Sadly, there appears to be no sense of urgency amongst local authorities to prioritise fixing the flawed permit issuing systems and processes or address the large, and growing, backlogs of permit applications. As such, in order for the proposed stringent permit enforcement rules to be effective and fair to all role players, the long-standing issues around permit issuance first need to be addressed. At the very least, before the proposed legislation amendments are implemented, the National Transport Ministry needs to address the following issues:
- Efficient processes and systems must be put in place in all local authorities to allow drivers to easily apply for the operating permits they require
- Service level agreements need to be put in place with local authorities whereby they are required to assess applications and issue permits within the prescribed 60-day period.
- Local authorities need to be given deadlines by which their current permit application backlogs must be addressed to allow for faster processing of new applications once the amendments are promulgated.
If the Transport Ministry implements the proposed legislation amendments before ensuring that these permit issuance challenges are addressed, many drivers will be faced with the difficult choice of either having to operate illegally whilst awaiting their approved permits and risking significant fines and/or arrest, or stopping operations until they receive their permits, thereby losing what is, for many of them, their only source of income.
As such, if the Ministry of Transport is not able to address these particular challenges, it is only reasonable to ask it to reconsider this amendment and delay its implementation until the necessary infrastructure is in place to ensure it does not impact negatively on the country’s transport industry. The legislators must have been aware of the challenges of passing such a significant law, as the Amendment Bill allows for the Minister to use his discretion to delay implementation of provisions for up to 5 years.

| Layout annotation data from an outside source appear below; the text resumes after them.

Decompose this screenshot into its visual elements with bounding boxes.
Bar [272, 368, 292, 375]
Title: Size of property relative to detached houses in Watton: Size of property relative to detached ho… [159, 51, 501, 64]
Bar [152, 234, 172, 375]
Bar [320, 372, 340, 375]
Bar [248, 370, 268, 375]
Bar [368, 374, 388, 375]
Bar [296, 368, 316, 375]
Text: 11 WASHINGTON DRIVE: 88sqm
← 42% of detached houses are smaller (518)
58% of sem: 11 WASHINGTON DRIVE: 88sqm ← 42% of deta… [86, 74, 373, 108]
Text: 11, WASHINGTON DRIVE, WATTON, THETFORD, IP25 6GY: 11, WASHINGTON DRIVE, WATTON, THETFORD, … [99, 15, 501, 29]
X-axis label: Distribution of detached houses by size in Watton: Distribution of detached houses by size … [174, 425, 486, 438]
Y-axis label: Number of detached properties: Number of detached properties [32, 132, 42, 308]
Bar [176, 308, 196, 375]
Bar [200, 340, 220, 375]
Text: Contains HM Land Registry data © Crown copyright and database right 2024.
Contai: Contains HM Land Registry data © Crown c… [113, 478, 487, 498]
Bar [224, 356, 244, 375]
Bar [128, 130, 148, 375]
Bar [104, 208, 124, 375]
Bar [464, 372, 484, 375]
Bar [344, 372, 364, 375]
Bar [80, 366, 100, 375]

Fair trade and healthy competition are the cornerstones of any effective and growing economy. However, these clauses (Section 66 (7) and Section 66A) of the NLTA amendment, as well as the proposal that regulators be given authority to define the geographic locations or zones in which vehicles may operate, are contrary to the spirit of both. As a good corporate citizen, Uber is committed to supplementing and enhancing South Africa’s national transport system and contributing positively to the industry. If passed into law without the revisions suggested above, these new amendments will limit our business and many others from playing the supportive roles we all can, and should, in growing the SA transport and tourism industries as well as many other key economic sectors.
What’s more, if passed as they currently stand, the amendments will effectively limit South African consumers from having full access to the range of convenient transport options they deserve; which has the potential to harm the reputation and credibility of the entire transport industry.